K. Amarell1, C. Billena2, S. A. Koyfman3, J. A. Miller4, J. L. Geiger5, T. Sussman6, E. Yilmaz7, J. Ku8, N. Silver8, J. Scharpf8, B. Prendes8, D. Bottalico8, E. Lamarre8, N. M. Woody3, and S. R. Campbell4; 1Cleveland Clinic Foundation, Cleveland, OH, 2Memorial Sloan Kettering Cancer Center, Manhatten, NY, 3Department of Radiation Oncology, Taussig Cancer Institute, Cleveland Clinic, Cleveland, OH, 4Cleveland Clinic, Cleveland, OH, 5Department of Hematology and Medical Oncology, Taussig Cancer Center, Cleveland Clinic, Cleveland, OH, 6Department of Hematology/Oncology, Taussig Cancer Institute, Cleveland Clinic, Cleveland, OH, 7Department of Medical Oncology, Taussig Cancer Institute, Cleveland Clinic, Cleveland, OH, 8Department of Otolaryngology, Head and Neck Institute, Cleveland Clinic, Cleveland, OH
Purpose/Objective(s): The optimal treatment of stage 1 single node HPV+ oropharyngeal squamous cell carcinoma (OPC) is unclear. For non-operative treatment, the benefit of concurrent chemotherapy with standard radiation (70 Gy) has not been clearly established, as evidence supporting chemotherapy is based on pre-HPV data and best for AJCC7 N2a. We sought to describe practice patterns and outcomes of stage 1 single node HPV+ OPC and compare outcomes with multi-node N1 disease. Materials/
Methods: An IRB approved database was queried for patients with AJCC 8 cT1-2N1 HPV+ OPC treated definitively from 2012-2022 with at least 2-yrs follow up. Categorial variables were evaluated with Fisher’s Exact Test. Locoregional failure (LRF) and distant metastasis (DM) rates were estimated using Cumulative Incidence and predictors were assessed with Gray’s test and competing risk regression. Disease free survival (DFS) was performed using Kaplan-Meier, and predictors were assessed with Cox proportional hazards regression. Results: Of 304 cT1-2N1 patients, 73 had single node disease (AJCC 7 N1 50.7% and N2a 49.3%).

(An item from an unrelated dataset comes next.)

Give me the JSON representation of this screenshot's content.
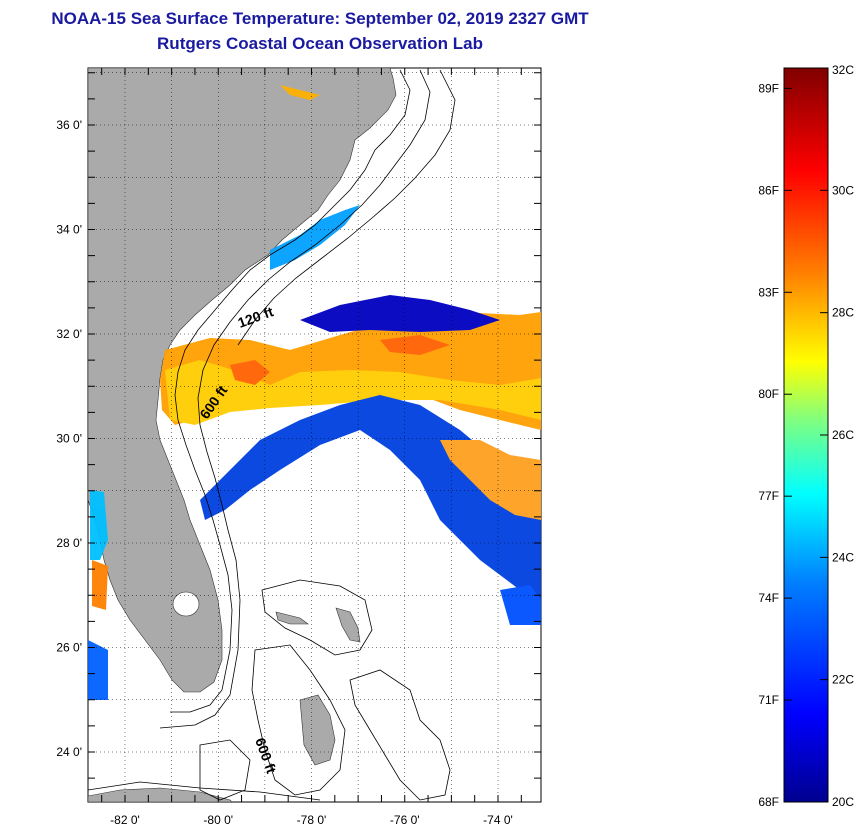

Median follow up was 4.6 years and age 60 years (42-88). Most were male (75.3%), white (90.4%) and never smokers (54.8%). All received radiation, 46 (60.0%) with concurrent chemotherapy (91.3% cisplatin), and 15 (20.5%) included oncologic surgical management. Concurrent chemotherapy was given in 51.4% and 75.0% of AJCC7 N1 and N2a patients, respectively. Median LN size in longest dimension was 2.97 cm (IQR 2.44 – 3.64). The craniocaudal (CC) dimension was most commonly largest (87.7%) and alone upstaged to AJCC 7 N2a in 34.2%. Smoking, T-stage, and cell differentiation were not associated with use of chemotherapy (p>0.05); AJCC7 N2a was associated with use of chemotherapy (p=0.023) when excluding excisional biopsy patients. LRF for single node patients was 4.1% at 2- and 5-yr, and the receipt of chemotherapy was associated with decreased LRF (0% vs 12%, p=0.02). Node volume was associated with LRF, but on multivariate analysis, use of chemotherapy only persisted (p<0.001). When comparing single versus multi node cT1-2N1 patients 5-yr LRF was 4.1% vs 2.7% (p=0.64), DM 2.7% vs 6.8% (p=0.18), and DFS 93.2% vs 90% (p=0.35). Conclusion: In this series, patients with stage 1 HPV+ OPC with single lymph node metastasis have a LRF benefit of concurrent chemotherapy, regardless of AJCC7 N1 vs N2a and smoking status. Outcomes are similar between single and multi-node patients, consistent with new grouped N1 AJCC 8 staging.